Substitution of serine for threonine at position 288 (S²⁸⁸) in ZnT2 leads to ZnT2 hyperphosphorylation. (a) Graphical representation of potential phosphorylation sites (serine, threonine and tyrosine) in wild-type ZnT2 (T²⁸⁸; left) and ZnT2 variant with a threonine to serine substitution (S²⁸⁸; right) as inferred from NetPhos 2.0. Green line represents potential phosphorylated serine residues; blue line represents potential phosphorylated threonine residues; pink line represents potential phosphorylated tyrosine residues; red horizontal line indicates threshold for modification potential; score indicates predicted phosphorylation potential score. (b) Representative immunoblot of phosphorylated serine in immunoprecipitates (IP) from MECs expressing T²⁸⁸ or S²⁸⁸. HA was used as normalization and input control. Cropped blots are displayed and full-length blots can be found in Supplementary Fig. S6a,b. (c) Quantification of serine phosphorylation.

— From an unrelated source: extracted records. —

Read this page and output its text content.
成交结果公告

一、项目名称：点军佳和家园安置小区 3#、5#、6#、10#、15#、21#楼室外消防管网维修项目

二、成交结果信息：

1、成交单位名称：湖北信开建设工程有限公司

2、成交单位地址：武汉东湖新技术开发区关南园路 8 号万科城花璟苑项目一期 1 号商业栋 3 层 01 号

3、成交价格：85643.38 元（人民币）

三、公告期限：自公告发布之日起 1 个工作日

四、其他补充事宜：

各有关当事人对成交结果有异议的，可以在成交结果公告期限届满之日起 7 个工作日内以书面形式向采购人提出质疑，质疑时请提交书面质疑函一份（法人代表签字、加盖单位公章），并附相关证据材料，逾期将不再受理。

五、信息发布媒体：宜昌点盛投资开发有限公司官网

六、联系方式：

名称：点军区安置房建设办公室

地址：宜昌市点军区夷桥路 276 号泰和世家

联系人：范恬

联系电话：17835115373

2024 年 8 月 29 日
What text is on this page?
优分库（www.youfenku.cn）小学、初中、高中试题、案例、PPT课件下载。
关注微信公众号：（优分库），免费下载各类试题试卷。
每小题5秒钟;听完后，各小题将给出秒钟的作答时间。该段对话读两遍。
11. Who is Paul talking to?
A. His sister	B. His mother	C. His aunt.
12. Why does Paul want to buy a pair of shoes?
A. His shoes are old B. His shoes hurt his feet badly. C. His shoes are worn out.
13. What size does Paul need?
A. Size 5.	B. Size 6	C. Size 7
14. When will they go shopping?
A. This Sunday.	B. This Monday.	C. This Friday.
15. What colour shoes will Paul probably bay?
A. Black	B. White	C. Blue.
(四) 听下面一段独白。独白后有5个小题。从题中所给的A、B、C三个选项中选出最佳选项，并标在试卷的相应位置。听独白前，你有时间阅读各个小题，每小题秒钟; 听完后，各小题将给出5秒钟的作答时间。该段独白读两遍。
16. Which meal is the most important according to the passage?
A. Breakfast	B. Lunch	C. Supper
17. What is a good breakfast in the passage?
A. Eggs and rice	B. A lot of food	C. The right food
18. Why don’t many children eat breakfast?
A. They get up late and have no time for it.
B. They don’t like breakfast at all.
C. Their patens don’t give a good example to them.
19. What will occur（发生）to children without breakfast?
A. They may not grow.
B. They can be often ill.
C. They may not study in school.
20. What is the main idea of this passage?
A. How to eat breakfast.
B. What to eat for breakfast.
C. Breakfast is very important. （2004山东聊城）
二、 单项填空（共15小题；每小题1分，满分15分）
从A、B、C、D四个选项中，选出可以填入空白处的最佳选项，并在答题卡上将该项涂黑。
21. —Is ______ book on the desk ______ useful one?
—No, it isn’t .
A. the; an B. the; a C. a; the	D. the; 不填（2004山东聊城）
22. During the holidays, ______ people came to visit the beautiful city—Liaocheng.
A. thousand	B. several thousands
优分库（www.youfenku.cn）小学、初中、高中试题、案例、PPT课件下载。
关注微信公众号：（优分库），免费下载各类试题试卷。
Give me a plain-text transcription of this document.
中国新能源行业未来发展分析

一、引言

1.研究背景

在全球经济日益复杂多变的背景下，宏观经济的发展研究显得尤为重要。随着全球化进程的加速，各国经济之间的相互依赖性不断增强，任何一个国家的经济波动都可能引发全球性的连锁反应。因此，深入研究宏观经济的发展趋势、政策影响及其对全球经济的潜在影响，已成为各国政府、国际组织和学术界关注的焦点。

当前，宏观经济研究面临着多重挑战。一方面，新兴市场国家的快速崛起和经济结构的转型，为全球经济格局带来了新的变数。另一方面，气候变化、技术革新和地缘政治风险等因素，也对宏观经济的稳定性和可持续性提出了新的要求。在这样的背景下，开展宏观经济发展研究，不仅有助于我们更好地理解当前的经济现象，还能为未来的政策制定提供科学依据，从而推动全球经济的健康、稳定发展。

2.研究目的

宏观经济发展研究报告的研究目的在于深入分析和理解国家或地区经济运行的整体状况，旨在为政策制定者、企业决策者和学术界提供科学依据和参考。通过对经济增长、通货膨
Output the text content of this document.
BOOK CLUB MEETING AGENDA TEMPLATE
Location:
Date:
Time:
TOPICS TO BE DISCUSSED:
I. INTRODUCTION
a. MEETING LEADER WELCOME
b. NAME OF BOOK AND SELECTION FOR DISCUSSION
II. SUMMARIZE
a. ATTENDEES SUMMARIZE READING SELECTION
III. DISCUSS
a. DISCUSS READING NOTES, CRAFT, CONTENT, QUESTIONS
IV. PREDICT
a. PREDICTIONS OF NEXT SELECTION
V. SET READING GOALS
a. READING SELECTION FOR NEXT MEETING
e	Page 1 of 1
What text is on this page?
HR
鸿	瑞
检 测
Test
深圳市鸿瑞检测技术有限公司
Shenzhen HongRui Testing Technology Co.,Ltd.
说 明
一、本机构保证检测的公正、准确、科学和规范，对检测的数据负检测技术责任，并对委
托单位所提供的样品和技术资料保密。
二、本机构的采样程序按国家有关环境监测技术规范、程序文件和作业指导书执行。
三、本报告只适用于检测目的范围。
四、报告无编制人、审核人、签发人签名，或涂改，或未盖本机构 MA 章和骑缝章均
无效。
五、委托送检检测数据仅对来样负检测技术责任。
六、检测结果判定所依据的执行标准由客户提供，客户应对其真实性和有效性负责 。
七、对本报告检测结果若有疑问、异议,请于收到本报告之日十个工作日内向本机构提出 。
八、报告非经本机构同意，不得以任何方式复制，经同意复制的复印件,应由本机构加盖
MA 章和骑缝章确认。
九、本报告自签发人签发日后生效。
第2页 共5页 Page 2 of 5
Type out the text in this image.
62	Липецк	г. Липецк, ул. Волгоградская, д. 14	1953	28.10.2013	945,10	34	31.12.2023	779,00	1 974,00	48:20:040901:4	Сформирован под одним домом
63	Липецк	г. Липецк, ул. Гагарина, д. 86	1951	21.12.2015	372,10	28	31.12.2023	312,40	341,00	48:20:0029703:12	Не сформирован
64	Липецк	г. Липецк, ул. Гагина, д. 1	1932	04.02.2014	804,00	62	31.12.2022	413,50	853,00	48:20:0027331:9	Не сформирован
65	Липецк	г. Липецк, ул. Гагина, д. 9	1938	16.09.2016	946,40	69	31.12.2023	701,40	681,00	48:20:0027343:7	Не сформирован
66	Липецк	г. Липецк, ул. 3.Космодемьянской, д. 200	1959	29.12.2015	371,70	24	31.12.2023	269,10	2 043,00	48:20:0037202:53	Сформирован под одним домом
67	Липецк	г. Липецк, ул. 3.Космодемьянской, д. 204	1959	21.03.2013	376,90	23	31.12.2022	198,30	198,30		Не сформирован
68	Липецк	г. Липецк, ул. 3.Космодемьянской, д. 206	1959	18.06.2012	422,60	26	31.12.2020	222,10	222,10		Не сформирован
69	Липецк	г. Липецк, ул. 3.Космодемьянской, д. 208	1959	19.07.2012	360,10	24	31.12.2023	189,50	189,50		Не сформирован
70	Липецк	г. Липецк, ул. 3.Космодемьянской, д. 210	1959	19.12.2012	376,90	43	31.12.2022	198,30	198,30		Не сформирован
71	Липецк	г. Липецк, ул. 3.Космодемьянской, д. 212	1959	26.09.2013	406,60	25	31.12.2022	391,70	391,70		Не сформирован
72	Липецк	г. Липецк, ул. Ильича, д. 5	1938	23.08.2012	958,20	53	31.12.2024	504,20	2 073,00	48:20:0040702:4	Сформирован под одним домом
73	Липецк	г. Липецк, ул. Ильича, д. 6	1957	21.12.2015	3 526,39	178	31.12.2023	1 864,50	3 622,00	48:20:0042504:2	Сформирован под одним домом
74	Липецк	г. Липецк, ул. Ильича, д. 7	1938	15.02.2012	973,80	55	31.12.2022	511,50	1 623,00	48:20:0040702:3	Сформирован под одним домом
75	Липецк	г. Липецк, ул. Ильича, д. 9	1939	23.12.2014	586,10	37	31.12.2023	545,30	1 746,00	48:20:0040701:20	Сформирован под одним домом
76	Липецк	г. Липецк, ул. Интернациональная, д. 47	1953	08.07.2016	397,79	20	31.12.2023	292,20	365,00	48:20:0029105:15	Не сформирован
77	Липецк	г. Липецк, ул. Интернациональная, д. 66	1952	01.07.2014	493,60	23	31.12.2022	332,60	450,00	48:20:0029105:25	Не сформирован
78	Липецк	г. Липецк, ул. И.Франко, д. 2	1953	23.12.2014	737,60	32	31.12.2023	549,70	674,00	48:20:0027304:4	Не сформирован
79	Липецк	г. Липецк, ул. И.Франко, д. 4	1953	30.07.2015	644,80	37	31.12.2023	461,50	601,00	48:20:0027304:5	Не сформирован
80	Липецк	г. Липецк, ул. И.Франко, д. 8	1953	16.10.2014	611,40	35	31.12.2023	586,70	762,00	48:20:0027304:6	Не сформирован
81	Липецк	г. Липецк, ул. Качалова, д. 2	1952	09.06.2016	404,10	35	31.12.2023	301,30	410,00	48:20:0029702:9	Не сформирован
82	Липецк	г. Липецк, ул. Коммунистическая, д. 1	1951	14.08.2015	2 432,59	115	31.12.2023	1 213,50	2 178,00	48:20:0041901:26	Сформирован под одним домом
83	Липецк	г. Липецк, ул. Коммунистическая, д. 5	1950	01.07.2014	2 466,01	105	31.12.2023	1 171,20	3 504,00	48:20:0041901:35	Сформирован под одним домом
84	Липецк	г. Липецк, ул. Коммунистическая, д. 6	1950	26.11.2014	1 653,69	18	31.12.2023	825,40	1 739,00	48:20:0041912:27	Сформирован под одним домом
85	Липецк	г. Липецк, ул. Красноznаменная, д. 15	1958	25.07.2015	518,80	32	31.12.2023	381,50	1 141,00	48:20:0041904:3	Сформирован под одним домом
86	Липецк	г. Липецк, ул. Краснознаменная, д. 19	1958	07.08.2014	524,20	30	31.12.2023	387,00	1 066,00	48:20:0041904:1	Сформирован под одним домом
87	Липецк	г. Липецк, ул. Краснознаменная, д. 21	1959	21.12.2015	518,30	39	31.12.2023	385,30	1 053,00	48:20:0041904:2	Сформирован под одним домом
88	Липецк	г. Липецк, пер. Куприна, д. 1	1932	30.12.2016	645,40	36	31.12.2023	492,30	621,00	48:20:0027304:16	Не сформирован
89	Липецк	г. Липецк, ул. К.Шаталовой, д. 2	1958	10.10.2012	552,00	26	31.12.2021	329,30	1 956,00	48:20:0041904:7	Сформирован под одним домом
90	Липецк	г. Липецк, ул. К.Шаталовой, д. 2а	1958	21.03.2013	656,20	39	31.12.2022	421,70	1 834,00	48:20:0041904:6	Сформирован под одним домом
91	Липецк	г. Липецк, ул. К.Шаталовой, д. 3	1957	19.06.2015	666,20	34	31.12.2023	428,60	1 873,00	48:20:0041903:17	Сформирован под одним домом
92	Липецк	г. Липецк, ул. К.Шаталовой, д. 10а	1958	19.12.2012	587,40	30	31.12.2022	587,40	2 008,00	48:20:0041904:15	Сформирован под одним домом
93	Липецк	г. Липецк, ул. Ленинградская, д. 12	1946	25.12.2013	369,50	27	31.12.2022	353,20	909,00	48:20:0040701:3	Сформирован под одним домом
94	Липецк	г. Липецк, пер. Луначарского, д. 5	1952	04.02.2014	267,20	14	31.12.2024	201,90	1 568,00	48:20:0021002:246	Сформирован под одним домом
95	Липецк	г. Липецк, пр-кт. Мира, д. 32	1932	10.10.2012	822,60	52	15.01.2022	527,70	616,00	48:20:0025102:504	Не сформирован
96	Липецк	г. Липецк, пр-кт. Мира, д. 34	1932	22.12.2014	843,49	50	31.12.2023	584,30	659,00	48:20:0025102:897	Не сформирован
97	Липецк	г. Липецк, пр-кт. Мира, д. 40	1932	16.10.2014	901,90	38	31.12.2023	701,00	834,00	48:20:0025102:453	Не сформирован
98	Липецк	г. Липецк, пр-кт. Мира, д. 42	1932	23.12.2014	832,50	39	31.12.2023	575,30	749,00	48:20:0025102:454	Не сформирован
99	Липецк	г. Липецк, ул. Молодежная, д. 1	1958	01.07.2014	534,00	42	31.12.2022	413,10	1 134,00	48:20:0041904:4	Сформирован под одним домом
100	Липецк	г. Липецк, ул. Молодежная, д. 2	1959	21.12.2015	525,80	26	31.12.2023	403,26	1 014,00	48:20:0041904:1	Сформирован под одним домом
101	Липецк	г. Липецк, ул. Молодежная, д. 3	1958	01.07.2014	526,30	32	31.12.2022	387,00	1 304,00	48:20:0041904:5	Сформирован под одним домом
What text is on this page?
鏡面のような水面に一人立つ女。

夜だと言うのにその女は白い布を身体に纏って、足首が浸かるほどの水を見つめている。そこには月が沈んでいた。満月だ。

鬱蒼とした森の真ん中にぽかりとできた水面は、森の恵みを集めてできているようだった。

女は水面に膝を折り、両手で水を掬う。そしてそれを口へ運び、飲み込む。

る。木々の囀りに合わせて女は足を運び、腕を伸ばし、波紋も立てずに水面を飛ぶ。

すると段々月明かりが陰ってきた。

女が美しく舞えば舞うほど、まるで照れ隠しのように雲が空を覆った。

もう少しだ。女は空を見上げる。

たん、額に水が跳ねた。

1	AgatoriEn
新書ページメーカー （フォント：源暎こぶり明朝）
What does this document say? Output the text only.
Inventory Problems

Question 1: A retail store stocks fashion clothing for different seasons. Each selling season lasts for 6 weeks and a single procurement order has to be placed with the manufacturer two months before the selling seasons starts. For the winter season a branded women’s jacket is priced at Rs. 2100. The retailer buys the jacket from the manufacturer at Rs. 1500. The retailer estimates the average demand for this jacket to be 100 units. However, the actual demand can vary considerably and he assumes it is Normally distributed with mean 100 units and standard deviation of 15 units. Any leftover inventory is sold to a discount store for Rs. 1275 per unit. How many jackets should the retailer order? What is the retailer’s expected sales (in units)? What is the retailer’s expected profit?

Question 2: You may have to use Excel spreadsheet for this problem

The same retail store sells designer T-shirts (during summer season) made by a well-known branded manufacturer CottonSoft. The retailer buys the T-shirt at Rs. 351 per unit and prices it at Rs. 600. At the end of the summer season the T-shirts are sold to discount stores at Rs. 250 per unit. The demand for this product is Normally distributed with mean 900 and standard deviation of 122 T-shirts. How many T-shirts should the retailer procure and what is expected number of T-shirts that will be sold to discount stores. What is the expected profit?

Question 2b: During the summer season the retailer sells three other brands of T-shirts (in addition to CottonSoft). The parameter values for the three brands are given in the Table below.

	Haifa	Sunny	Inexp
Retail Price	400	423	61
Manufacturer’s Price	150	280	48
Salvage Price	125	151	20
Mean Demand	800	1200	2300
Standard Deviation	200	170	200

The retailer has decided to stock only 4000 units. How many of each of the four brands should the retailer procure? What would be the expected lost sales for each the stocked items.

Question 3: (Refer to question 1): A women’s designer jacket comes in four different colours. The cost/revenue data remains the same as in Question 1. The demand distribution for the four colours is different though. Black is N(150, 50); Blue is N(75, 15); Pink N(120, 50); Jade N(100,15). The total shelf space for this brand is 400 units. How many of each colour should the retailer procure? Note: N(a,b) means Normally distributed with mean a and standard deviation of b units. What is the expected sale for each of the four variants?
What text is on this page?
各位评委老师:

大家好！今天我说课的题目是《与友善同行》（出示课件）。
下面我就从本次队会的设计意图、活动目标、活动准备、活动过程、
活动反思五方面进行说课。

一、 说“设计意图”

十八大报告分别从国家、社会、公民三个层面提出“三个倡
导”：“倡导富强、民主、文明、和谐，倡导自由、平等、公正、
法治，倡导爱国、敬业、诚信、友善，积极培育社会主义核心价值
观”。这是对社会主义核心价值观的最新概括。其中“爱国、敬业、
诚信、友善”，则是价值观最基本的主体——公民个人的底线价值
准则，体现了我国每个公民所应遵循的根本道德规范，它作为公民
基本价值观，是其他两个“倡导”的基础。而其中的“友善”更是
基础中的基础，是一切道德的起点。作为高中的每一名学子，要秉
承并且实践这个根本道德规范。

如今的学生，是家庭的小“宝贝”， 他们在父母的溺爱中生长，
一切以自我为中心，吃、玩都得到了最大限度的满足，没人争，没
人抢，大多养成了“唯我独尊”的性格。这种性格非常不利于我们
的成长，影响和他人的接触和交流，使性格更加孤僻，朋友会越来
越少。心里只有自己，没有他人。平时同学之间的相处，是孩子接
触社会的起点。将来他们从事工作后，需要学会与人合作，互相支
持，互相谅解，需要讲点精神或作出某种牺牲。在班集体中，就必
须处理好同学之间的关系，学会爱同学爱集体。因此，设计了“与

Data represent mean p-serine/HA ratio ± SD, n = 6 samples/genotype, from two independent experiments; p < 0.05*.

Figure 6

Model comparing MEC functions of wild-type ZnT2 (T²⁸⁸) and the ZnT2 variant (S²⁸⁸) during lactation. (a) Optimal lactation is achieved through tight regulation of milk secretion, MEC polarity and barrier integrity. During lactation, wild-type ZnT2 (T²⁸⁸) imports zinc into secretory vesicles in MECs, which is critical for secretory differentiation and secretory activation. (b) However, a common hyperphosphorylated ZnT2 variant (S²⁸⁸) is retained in the ER and lysosomes, leading to increased ER and lysosomal Zn accumulation, ER and oxidative stress, defects in tight junction formation and paracellular barrier formation, resulting in sodium leakage into milk.